Open JHlozek opened 3 weeks ago
Hi @JHlozek
Thanks for this summary. I think Option 2 makes sense for now, and once we improve the modularity of ZairaChem we can improve on point 3 and generate reports etc. I will assign this issue to me
Hi @GemmaTuron
I've pushed the recent commit to ZairaChem that implements this feature. The ZairaChem predict command first tries to load the model path with onnx and runs the onnx model if appropriate else it runs the usual ZairaChem pipeline.
I've started working on getting ZairaChem to run ONNX inference if 'zairachem predict -m' is called with an onnx model. However, seeing as this does not require pointing to a standard ZairaChem model, the pipeline doesn't have access to the original parameters.json file and needs some refactoring to cater for this.

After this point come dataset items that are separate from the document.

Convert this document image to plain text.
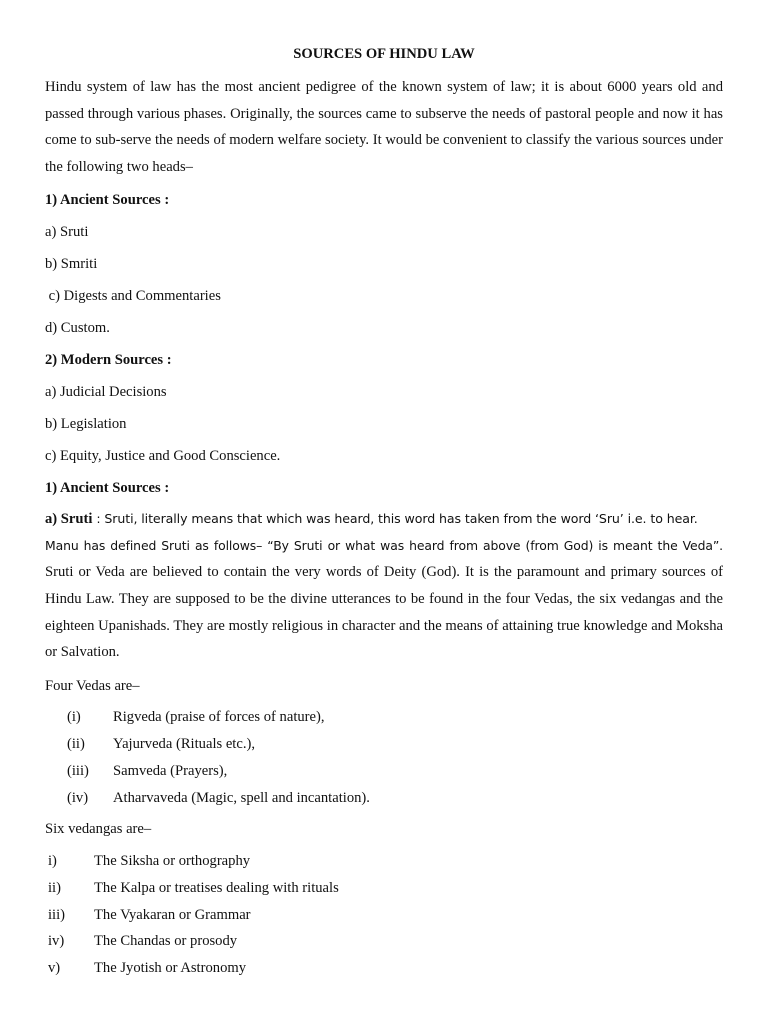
SOURCES OF HINDU LAW

Hindu system of law has the most ancient pedigree of the known system of law; it is about 6000 years old and passed through various phases. Originally, the sources came to subserve the needs of pastoral people and now it has come to sub-serve the needs of modern welfare society. It would be convenient to classify the various sources under the following two heads–

1) Ancient Sources :
a) Sruti
b) Smriti
c) Digests and Commentaries
d) Custom.
2) Modern Sources :
a) Judicial Decisions
b) Legislation
c) Equity, Justice and Good Conscience.
1) Ancient Sources :
a) Sruti : Sruti, literally means that which was heard, this word has taken from the word ‘Sru’ i.e. to hear.
Manu has defined Sruti as follows– “By Sruti or what was heard from above (from God) is meant the Veda”.

Sruti or Veda are believed to contain the very words of Deity (God). It is the paramount and primary sources of Hindu Law. They are supposed to be the divine utterances to be found in the four Vedas, the six vedangas and the eighteen Upanishads. They are mostly religious in character and the means of attaining true knowledge and Moksha or Salvation.

Four Vedas are–
(i) Rigveda (praise of forces of nature),
(ii) Yajurveda (Rituals etc.),
(iii) Samveda (Prayers),
(iv) Atharvaveda (Magic, spell and incantation).
Six vedangas are–
i)	The Siksha or orthography
ii) The Kalpa or treatises dealing with rituals
iii) The Vyakaran or Grammar
iv) The Chandas or prosody
v) The Jyotish or Astronomy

My question is how much effort/changes do we want here? I can think of three broad options for ONNX predictions: 1) 'zairachem predict' as just a basic wrapper that takes a csv, expects a 'SMILES' column, and returns a csv output. 2) 'zairachem predict' still runs the input standardization step (just a few minimal changes needed here) and produces a reduced output folder with the onnx predictions. 3) We aim to run as much of ZairaChem as possible, just excluding the estimator/pooling/etc and still producing reports. This could be done in a few ways (e.g. optionally pointing to the original zairachem model to get the parameters).
I've pretty much got option (2) working, but I wanted to check what you envisioned from a design perspective? Keep it simple or invest for more functionality?